Les Druides antiques

Les Druides comprenaient trois catégories :

Les Bardes, poètes et musiciens.

Les Ovates ou Vates qui pratiquent la divination, la médecine.

Les Druides, qui étaient les théologiens, les enseignant et les juges.

 

Les Druides n'utilisaient pas l'écriture, l'enseignement se faisait uniquement par oral. Il ne nous reste donc pas de traces directes hormis les textes antiques romains, grecs ...

 

Selon Strabon : "Chez tous en général il y a trois castes à qui l'on rend des honneurs extraordinaires: les bardes, les vates et les druides; les bardes sont chantres d'hymnes et poètes, les vates, sacrificateurs et interprètes de la nature; les druides, outre la science de la nature, étudient aussi la philosophie morale. On a la plus haute opinion de leur justice: à ce titre on s'en remet à eux du jugement de tous litiges privés ou publics; c'est à ce point qu'autrefois ils étaient arbitres même dans les guerres, arrêtaient les adversaires prêts à se ranger en bataille, et qu'on leur confiait le soin de prononcer dans les affaires de meurtre.."

 

Selon Jules César: "Le point essentiel de leur doctrine c'est l'immortalité de l'âme. Ils enseignent qu'après la mort elle passe dans d'autres corps. Cette conviction, d'après eux, excite particulièrement au courage, en faisant mépriser la peur de la mort. En outre, ils discutent beaucoup sur les astres, leurs mouvements, la grandeur du monde et celle de la terre, sur la nature des choses, la puissance et le rôle des dieux immortels et ils transmettent ces doctrines à leurs jeunes élèves."

 

Selon Pline : "Il ne faut pas oublier non plus à ce propos l'admiration des Gaulois [pour le gui]. Les druides, - c'est le nom qu'ils donnent à leurs mages - n'ont rien de plus sacré que le gui et l'arbre qui le porte, pourvu que ce soit un rouvre.
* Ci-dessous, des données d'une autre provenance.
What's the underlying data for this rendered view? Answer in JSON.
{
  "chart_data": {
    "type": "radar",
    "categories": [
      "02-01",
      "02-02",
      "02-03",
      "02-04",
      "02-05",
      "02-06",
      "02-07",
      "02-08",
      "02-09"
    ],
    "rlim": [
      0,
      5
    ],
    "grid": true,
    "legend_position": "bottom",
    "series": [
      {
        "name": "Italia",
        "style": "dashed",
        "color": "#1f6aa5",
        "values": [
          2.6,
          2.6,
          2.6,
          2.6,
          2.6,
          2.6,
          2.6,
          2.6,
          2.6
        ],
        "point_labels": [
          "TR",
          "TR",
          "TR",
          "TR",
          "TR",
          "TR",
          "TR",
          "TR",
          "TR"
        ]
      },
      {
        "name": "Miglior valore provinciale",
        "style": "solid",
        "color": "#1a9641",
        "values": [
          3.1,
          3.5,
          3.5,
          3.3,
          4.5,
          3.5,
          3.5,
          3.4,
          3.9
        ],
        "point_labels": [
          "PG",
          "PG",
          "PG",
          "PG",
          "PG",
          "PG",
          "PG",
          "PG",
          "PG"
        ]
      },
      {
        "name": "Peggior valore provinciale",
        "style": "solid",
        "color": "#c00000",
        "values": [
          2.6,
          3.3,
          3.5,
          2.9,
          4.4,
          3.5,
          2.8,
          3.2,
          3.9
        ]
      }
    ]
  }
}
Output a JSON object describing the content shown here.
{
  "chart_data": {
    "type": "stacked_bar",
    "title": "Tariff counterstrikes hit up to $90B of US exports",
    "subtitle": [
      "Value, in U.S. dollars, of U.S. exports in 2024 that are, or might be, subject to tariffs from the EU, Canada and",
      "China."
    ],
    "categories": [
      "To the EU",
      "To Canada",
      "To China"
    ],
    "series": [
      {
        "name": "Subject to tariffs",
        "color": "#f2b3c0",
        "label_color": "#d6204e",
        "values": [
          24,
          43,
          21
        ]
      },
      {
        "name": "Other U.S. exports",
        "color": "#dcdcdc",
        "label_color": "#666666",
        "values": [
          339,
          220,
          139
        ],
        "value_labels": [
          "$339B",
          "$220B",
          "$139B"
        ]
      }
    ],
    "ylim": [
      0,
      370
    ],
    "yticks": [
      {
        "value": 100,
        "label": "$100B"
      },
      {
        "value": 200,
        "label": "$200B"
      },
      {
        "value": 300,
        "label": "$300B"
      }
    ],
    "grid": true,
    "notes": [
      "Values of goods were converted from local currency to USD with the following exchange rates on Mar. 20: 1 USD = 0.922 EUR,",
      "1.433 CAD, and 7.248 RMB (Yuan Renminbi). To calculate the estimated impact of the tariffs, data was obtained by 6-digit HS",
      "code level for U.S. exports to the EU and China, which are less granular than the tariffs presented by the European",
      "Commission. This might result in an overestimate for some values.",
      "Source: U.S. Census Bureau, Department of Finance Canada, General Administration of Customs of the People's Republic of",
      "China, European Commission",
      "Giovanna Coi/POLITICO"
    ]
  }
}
Le rouvre est déjà par lui-même l'arbre qu'ils choisissent pour les bois sacrés, et n'ils n'accomplissent aucune cérémonie religieuse sans son feuillage, au point que l'étymologie de leur nom de druides pourrait passer pour grecque. C'est un fait qu'ils regardent tout ce qui pousse sur ces arbres comme envoyé du ciel, et y voient un signe de l'élection de l'arbre par le dieu lui-même. On trouve très rarement du gui [de rouvre] et, quand on en a découvert, on le cueille en grande pompe religieuse ; ce doit être avant tout au sixième jour de la lune, qui marque chez eux le début des mois, des années et des siècles, qui durent trente ans, jour choisi parce que la lune est déjà dans toute sa force sans être à mi-cours. Ils l'appellent dans leur langue " celui qui guérit tout ". Ils préparent selon les rites au pied de l'arbre un sacrifice et un festin religieux et amènent deux taureaux blancs dont les cornes sont liées alors pour la première fois. Un prêtre, vêtu de blanc, monte dans l'arbre, coupe le gui avec une serpe d'or et le reçoit sur un sayon blanc. Ils immolent ensuite les victimes en priant le dieu de rendre son présent propice à ceux auxquels il l'a accordé. Ils croient que le gui, pris en boisson, donne la féminité à tout animal stérile, qu'il est un remède contre tous les poisons. Tant les peuples mettent d'ordinaire de religion dans des objets frivoles !"

 

 

Les Druides de l'OBOD

 

Certains affirment : "Il ne peut pas y avoir de druidisme sans société celtique." Certe le Druide antique était à la fois le prêtre, le juge, il avait un haut rang au côté du Roi :"Le Roi ne parlait jamais avant le Druide". Le Druide contemporain n'a pas aujourd'hui le pouvoir de ses ancêtres, mais sa fonction spirituelle reste d'actualité et de plus en plus quand on voit le retour au paganisme. le besoin de retrouver ses racines et de les ancrer dans le sol.

 

Le Druide sera le guide, le relieur. Il sera celui qui aura terminé le long chemin de l'apprentissage, il est à la foir Barde et Ovate.

 

Il va chercher durant chaque rite, mais aussi dans sa vie de tous les jours, le geste, le mot, qui le relie à chaque instant au Sacré, aux Dieux.

 

Il est un humaniste, et toujours très proche de la nature, sera bien entendu un écolo.